Poor Bakula was nonplussed by this calamity, and the other boys for a time were disheartened; but there is a great amount of grit and determination in the Congo character, and before long the lads were meeting in Bakula’s house for their lessons and for such teaching as their young tutor could give them.

Satu, the chief, tried to stem the current of popular feeling and turn it away from Bakula, but he failed even to save the school-house. Native chiefs have power only to make the people do what they want to do; and they generally have to bow their heads before the whirlwinds of popular sentiment and feeling. This was Satu’s case.
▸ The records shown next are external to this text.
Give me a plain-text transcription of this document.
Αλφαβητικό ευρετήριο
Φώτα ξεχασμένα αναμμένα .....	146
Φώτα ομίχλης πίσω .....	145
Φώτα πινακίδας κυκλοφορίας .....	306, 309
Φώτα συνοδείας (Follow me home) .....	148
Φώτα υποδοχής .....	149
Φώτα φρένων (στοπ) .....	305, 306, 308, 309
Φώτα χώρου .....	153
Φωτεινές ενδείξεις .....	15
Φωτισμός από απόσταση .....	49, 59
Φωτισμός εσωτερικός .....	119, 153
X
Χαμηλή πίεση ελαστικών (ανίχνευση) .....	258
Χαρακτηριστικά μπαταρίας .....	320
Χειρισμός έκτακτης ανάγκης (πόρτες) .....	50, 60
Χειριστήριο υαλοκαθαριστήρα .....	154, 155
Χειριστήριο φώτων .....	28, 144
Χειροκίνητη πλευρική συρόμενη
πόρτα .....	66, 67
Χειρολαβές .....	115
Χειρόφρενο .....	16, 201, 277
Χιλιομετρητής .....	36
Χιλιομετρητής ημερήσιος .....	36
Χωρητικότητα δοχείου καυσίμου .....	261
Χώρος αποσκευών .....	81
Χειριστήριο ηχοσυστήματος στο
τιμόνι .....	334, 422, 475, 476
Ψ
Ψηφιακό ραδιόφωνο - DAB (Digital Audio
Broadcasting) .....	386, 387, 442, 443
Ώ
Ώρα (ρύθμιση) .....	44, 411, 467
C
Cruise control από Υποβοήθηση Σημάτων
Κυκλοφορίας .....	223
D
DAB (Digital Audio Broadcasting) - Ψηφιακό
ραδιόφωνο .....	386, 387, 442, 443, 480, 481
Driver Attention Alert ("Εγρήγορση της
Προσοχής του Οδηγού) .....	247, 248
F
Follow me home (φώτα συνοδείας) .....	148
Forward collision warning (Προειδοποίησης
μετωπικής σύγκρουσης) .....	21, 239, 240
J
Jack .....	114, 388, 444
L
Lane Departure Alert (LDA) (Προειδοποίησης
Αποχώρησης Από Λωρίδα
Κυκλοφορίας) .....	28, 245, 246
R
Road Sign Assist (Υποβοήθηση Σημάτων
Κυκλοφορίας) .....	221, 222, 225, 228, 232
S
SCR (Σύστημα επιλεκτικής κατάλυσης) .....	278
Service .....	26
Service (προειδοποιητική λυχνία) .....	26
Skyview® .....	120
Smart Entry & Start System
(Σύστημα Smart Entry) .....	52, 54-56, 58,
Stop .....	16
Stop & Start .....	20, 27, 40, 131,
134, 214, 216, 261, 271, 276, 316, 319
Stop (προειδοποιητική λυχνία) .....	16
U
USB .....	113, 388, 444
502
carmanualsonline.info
Neither his heart nor his intellect had been awakened by the new teaching, consequently he was not yet prepared to suffer either abuse or unpopularity for the sake of God’s palaver and all that it meant.

The natives have a way of their own in punishing an unpopular chief, as the following incident will show, which I heard a man relate one day to Bakula with much laughter: There was a chief of a neighbouring village who treated his people very contemptuously, and was always, on one pretext or another, exacting fowls, cloth or other goods from them. They bore patiently with him as long as possible, but at last his unreasonable demands became too excessive; so one day they bound him securely, placed him on a shelf in his own house, made a fire under him, and having sprinkled a quantity of red pepper on the fire, went out and shut the door.

The chief sneezed tremendously, and would have died if sufficient pepper had been put on the fire. After a time they took him out of the smoke and tied his extended arms to a cross-stick, and would have punished him further; but he paid a heavy fine, and has been much better since the sneezing cure was tried on him.